Nearly one in 10 people worked past the age of 70 while 15 per cent of those over 65 were in paid part-time work and 12 per cent in paid full-time work.
“Retirees who work because they want to are more likely to own their home, or to own it freehold compared to those who work because they have to. This shows that home ownership - which we know is declining - is a key driver of financial wellbeing and independence in retirement.”
A survey conducted by Te Ara Ahunga Ora (Retirement Commission) in December 2021 had case studies.
A 68-year-old woman said: “The only way I am able to pay the plumber, do any maintenance on my property, is to sell at the markets or take out a reverse mortgage on my home”.
“The pension covers minimum living only. Due to being made redundant and unable to find new employment in my late 50s I spent 10 years on $250 a week so had to start making and selling at the markets to pay the bills and survive.”
A 66-year-old man said: “If you don’t own your own home you have to work until the day you die or just sit at home not moving until you die, if you can find anywhere cheap enough to rent”.
Randstad New Zealand general manager of talent solutions Ian Scott said according to its latest Randstad Workmonitor research, which surveyed 1000 people, almost 70 per cent of Kiwis were considering delaying retirement.

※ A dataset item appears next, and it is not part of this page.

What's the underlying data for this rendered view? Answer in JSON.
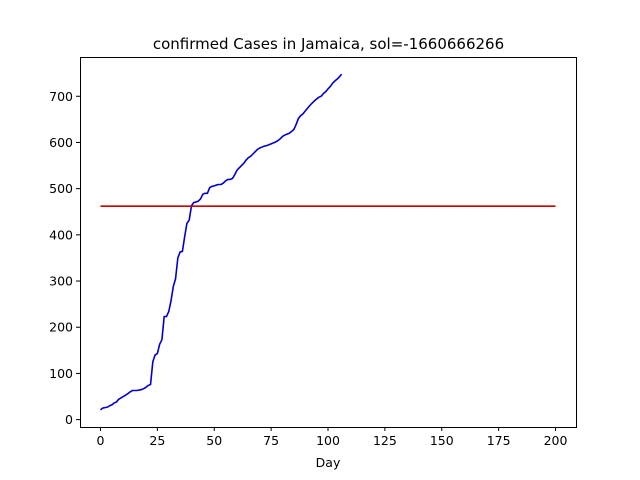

Job security and ‘unretirement’ are top of mind amid economic uncertainty which would have significant implications for workplaces and workforces.
"Older workers offer huge potential benefits to organisations. Whilst adapting our workplaces and ways of working to provide a more inclusive environment for older generations involves a bit of thought and effort, it has a significant payoff."
He said while there could be a clash of cultures and values there was also the opportunity for a meeting of the minds.
According to Stats NZ, in 2018, 88,785 people aged 65 and over were still in full-time employment, up from 68,652 in 2013.